L'angle de correction narrative, c'est la pièce la plus conséquente. Le cadre dominant 2024-2025 était que les assistants IA génératifs allaient manger Google Search en remplaçant la SERP par des réponses conversationnelles — une thèse qui drivait le positionnement de Perplexity, le lancement de SearchGPT d'OpenAI pis un ensemble parallèle de préoccupations d'investisseurs sur le business core de Google. La déclaration de Pichai que « les expériences IA stimulent l'usage, requêtes à un sommet historique » est une réfutation directe : les AI Overviews, Lens pis l'intégration Gemini dans search semblent augmenter le volume de requêtes plutôt que de le cannibaliser. Ça vaut la peine d'être pris au sérieux même avec un scepticisme approprié sur les cadres d'appel de résultats — la prétention de sommet historique, c'est un chiffre dur sur lequel Google peut se faire poursuivre s'il est faux, pis 19 % de croissance de revenu en Search à cette échelle se passe pas si le produit est en train d'être déplacé structurellement. Compare contre le fil OpenAI plus tôt cette semaine (iter #41 — désinstallations ChatGPT en hausse de 132 % en glissement annuel, cible 1 G WAU manquée, backlash du contrat Pentagone) pis l'image s'inverse : la surface consommateur d'OpenAI vacille pendant que celle de Google accélère.
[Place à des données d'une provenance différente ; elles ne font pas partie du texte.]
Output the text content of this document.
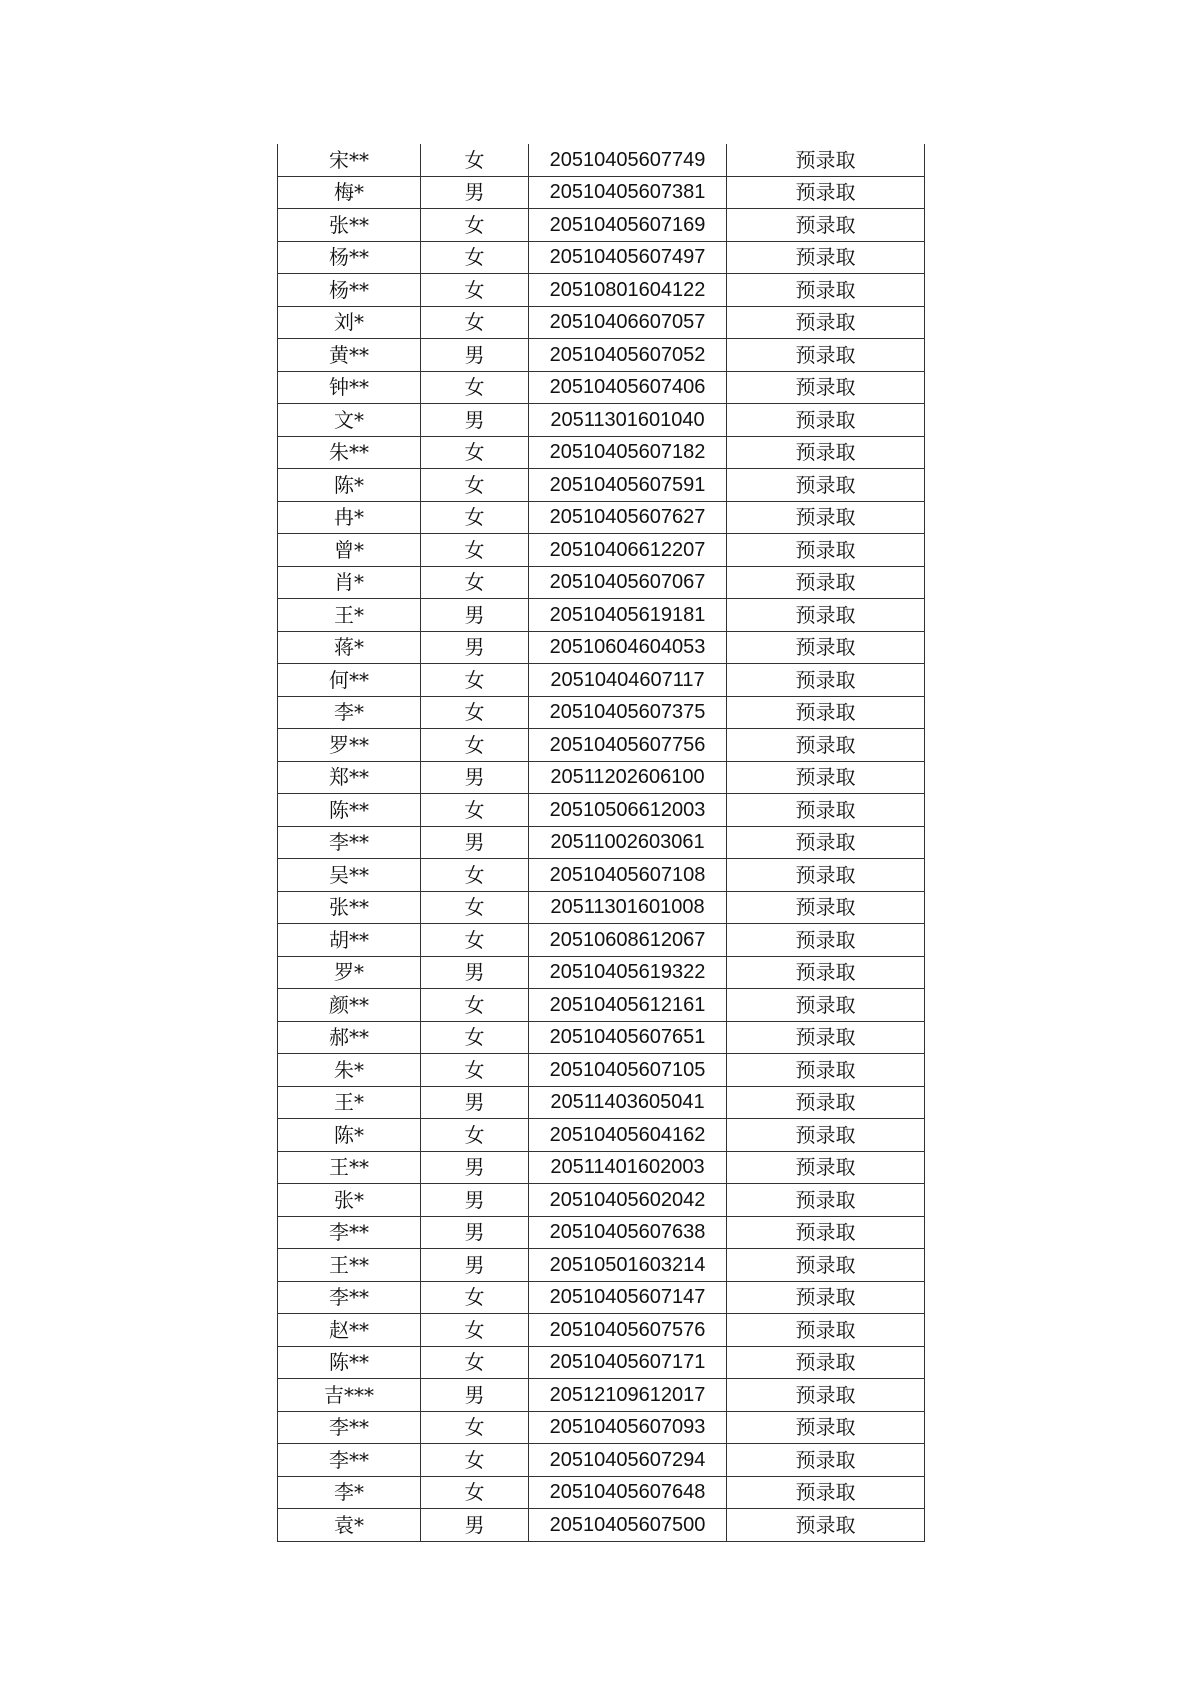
宋**	女	20510405607749	预录取
梅*	男	20510405607381	预录取
张**	女	20510405607169	预录取
杨**	女	20510405607497	预录取
杨**	女	20510801604122	预录取
刘*	女	20510406607057	预录取
黄**	男	20510405607052	预录取
钟**	女	20510405607406	预录取
文*	男	20511301601040	预录取
朱**	女	20510405607182	预录取
陈*	女	20510405607591	预录取
冉*	女	20510405607627	预录取
曾*	女	20510406612207	预录取
肖*	女	20510405607067	预录取
王*	男	20510405619181	预录取
蒋*	男	20510604604053	预录取
何**	女	20510404607117	预录取
李*	女	20510405607375	预录取
罗**	女	20510405607756	预录取
郑**	男	20511202606100	预录取
陈**	女	20510506612003	预录取
李**	男	20511002603061	预录取
吴**	女	20510405607108	预录取
张**	女	20511301601008	预录取
胡**	女	20510608612067	预录取
罗*	男	20510405619322	预录取
颜**	女	20510405612161	预录取
郝**	女	20510405607651	预录取
朱*	女	20510405607105	预录取
王*	男	20511403605041	预录取
陈*	女	20510405604162	预录取
王**	男	20511401602003	预录取
张*	男	20510405602042	预录取
李**	男	20510405607638	预录取
王**	男	20510501603214	预录取
李**	女	20510405607147	预录取
赵**	女	20510405607576	预录取
陈**	女	20510405607171	预录取
吉***	男	20512109612017	预录取
李**	女	20510405607093	预录取
李**	女	20510405607294	预录取
李*	女	20510405607648	预录取
袁*	男	20510405607500	预录取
Les chiffres non-Search racontent une histoire différente mais reliée. Google Cloud à 20 G$/trimestre (~80 G$ de run rate annualisé, qui grimpe 63 % en glissement annuel), c'est l'indicateur le plus clair que l'économie de l'infrastructure IA passe pas seulement par OpenAI/Microsoft. Claude d'Anthropic roule majoritairement sur AWS maintenant via le partenariat Anthropic-Amazon, mais la croissance de Google Cloud inclut le trafic Vertex AI des clients d'API Gemini, des déploiements Anthropic sur Google Cloud, pis un banc profond de clients d'entreprise qui roulent leurs propres charges ML. Le chiffre de 350 M d'abonnements payants (à travers YouTube, YouTube Music, Google One, Gemini Advanced), c'est un autre point de preuve : Google, c'est la seule compagnie avec un business d'abonnement consommateur à cette échelle qui est aussi compétitive en IA frontière. OpenAI est rumoré viser 122 M d'utilisateurs payants totaux d'ici la fin de l'année (iter #41) — Google a déjà environ 3x ça, avec du bundling cross-produit qui lui permet d'amortir la pression compétitive de n'importe quel produit unique. La douve structurelle, c'est pas Search seul ; c'est le bundle.

Pour les builders, trois takeaways. Premièrement, la thèse « l'IA a tué search » a besoin de révision. Les AI Overviews pis les réponses conversationnelles peuvent coexister avec — pis apparemment amplifier — le comportement de requête traditionnel ; la supposition qu'un déplace l'autre était fausse, ou au moins prématurée. Si tu bâtis des produits qui dépendent du comportement de search des utilisateurs, planifie pour que le search traditionnel reste le point d'entrée dominant à travers 2027 même pendant que les assistants IA grandissent. Deuxièmement, Google Cloud à 63 % de croissance en glissement annuel veut dire que le pipeline hyperscaler-infrastructure-IA-client est vraiment à trois voies (AWS, Azure, GCP), pas à deux voies (AWS pour Anthropic, Azure pour OpenAI) que les manchettes suggèrent souvent. Si tu choisis un cloud pour des charges IA, GCP est maintenant une option primaire crédible d'une façon qu'il l'était pas il y a 18 mois, surtout pour les workflows lourds en API Gemini. Troisièmement, le chiffre de 350 M d'abonnements payants, c'est la douve défensive la plus sous-rapportée dans le big tech. Une fois qu'un client a Google One ou YouTube Premium pis se fait inclure Gemini Advanced en bundle, la question compétitive de l'IA grand public arrête d'être « est-ce que Gemini est meilleur que ChatGPT » pis devient « est-ce assez bon pour pas payer séparément pour ChatGPT ». C'est une dynamique compétitive différente du concours de benchmark tête-à-tête, pis c'est la dynamique qui va vraiment déterminer la part de marché de l'IA grand public pour les deux prochaines années.